Ladrão roubaria de pobres e ricos para si mesmo e não teria nada de nobre, diz historiador
Fernando Duarte Correspondente • LONDRES
Julian Luxford é o primeiro a admitir que Robin Hood tem sido uma mina de ouro para o mundo acadêmico no que diz respeito à projeção e à polêmica.
Mas para o australiano, professor do Departamento de História da Universidade de St. Andrew’s, na Escócia, o interesse pelo homem apelidado de príncipe dos ladrões não está ligado às discussões sobre sua existência. Luxford é fascinado pelo que chama de processo de revisionismo religioso e ideológico de uma figura que, diferentemente do que há séculos se conta, pode não ter sido heróica e tampouco nobre em suas andanças pela floresta de Sherwood, perto da cidade inglesa de Nottingham.
Luxford é o autor de um polêmico artigo publicado no início do mês na revista “Journal of Medieval History”. Com base na descoberta de anotações no rodapé de um dos volumes da “Polycrhonychon” (uma enciclopédia histórica com origens no século XIV) feitas por um monge católico, o historiador alega que Robin Hood e seu bando estavam longe de ser figuras populares entre os pobres e oprimidos.

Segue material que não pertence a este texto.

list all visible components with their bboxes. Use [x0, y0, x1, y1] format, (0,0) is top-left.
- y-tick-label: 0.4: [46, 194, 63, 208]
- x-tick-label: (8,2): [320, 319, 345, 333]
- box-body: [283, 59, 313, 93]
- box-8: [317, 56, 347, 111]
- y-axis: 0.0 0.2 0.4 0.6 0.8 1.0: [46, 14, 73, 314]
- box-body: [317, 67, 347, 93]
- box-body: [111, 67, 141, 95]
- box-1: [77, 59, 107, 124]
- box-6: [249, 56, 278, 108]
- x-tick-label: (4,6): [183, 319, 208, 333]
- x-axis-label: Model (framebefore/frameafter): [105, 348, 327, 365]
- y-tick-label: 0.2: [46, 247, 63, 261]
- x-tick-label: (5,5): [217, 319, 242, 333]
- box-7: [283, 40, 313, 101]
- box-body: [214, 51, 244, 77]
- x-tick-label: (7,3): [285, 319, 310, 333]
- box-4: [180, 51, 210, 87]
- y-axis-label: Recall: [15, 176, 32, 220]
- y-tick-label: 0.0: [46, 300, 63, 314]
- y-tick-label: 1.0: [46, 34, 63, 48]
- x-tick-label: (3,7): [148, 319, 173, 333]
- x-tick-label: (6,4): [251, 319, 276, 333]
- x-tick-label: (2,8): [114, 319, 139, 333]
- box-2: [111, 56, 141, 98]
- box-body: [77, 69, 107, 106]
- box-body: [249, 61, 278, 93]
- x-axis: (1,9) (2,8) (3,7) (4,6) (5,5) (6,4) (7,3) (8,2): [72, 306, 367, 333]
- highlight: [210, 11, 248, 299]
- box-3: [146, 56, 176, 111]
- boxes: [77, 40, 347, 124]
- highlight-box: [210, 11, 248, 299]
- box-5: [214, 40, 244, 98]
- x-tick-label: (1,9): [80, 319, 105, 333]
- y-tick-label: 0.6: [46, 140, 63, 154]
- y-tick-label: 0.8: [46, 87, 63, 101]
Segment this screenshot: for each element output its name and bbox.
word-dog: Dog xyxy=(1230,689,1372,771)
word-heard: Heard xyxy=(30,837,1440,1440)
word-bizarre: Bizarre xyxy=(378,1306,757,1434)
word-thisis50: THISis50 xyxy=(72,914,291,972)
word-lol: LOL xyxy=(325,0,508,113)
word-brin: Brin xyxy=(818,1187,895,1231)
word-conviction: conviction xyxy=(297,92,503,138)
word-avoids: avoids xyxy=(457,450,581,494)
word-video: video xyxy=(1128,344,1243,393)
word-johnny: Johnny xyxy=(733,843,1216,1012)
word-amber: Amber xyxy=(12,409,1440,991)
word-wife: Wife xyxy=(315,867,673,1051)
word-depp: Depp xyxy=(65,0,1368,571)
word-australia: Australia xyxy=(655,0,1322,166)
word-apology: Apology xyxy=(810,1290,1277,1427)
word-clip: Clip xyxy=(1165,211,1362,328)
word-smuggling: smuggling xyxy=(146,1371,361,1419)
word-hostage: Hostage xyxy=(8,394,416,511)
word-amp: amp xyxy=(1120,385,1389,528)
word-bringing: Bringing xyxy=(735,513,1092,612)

Especialmente porque os mais desvalidos também faziam parte do rol de vítimas das ações dos bandidos, diferentemente da tão alardeada preferência por métodos mais drásticos de distribuição da renda obtida em pilhagens das grandes fortunas dos nobres ingleses.
— Em vez de descrever o herói revolucionário que hoje conhecemos, a inscrição fala em como um fora-da-lei conhecido como Robin Hood infestava Sherwood e outras áreas da Inglaterra com seus asseclas — conta Luxford, em entrevista ao GLOBO. — Trata-se não apenas da primeira referência histórica real medieval que temos sobre Robin Hood, fora os elementos de folclore, como também a primeira evidência sobre o contexto em que ele viveu.
A última frase é uma alusão ao debate sobre o período que em Robin Hood teria vivido. O historiador descobriu as anotações do monge anônimo durante uma pesquisa sobre desenhos medievais na biblioteca de Eton, a famosa escola particular britânica. Luxford afirma que o fato de a inscrição ter sido feita num trecho do livro que descreve o período entre 1294 e 1299 da história inglesa sugere que o bandido passou por esse mundo durante o reinado de Eduardo I (1239-1307). Uma datação diferente do período que anteriormente servia de pano de fundo histórico para as ações de Robin Hood — o reinado de Ricardo I (1189-1199), mais conhecido pelo apelido de “Coração de Leão”.
A construção do mito romântico
Embora assegure não duvidar da existência de que alguém real tenha inspirado a lenda de Robin Hood, Luxford vai reanimar a polêmica envolvendo o mito e o ladrão. A primeira menção escrita sobre o larápio-arqueiro está num poema de 1377, de autoria atribuída a William Langland. É uma referência breve, mas a invenção da imprensa multiplicou as citações, ao ponto de no século XVII já haver 200 menções de seu nome em poemas, romances e peças. Havia até homenagens de bandidos que adotavam as alcunhas de Robin e outros supostos integrantes do bando.
Para aumentar a confusão, para alguns historiadores Robin Hood era um apelido dado a bandidos comuns, abrindo a hipótese de que mais de um tenha vivido na mesma época e em regiões diferentes da Inglaterra. Mas, para o historiador australiano, a maior curiosidade é a construção do mito que chegou aos nossos dias.
— Não estou questionando a existência de Robin Hood, mas sim a percepção exageradamente romântica de sua figura. Existe uma grande tendência de idealização da Idade Média em relatos pós-Reforma, sobretudo os de origem protestante. E o fato de os documentos disponíveis sobre o período serem muito raros torna ainda mais fácil o fortalecimento de mitos, ainda mais com o folclore — explica Luxford. — No século XIX, por exemplo, Robin Hood era um típico herói da classe trabalhadora, por mais que não haja nenhuma evidência que ele roubava dos ricos e dava aos pobres.
Mas o historiador tampouco despreza o fascínio que a figura do ladrão ainda exerce em pleno século XXI. Ao lado do Rei Arthur, Robin Hood é a única figura de autenticidade questionada a constar no dicionário biográfico britânico publicado pela Universidade de Oxford.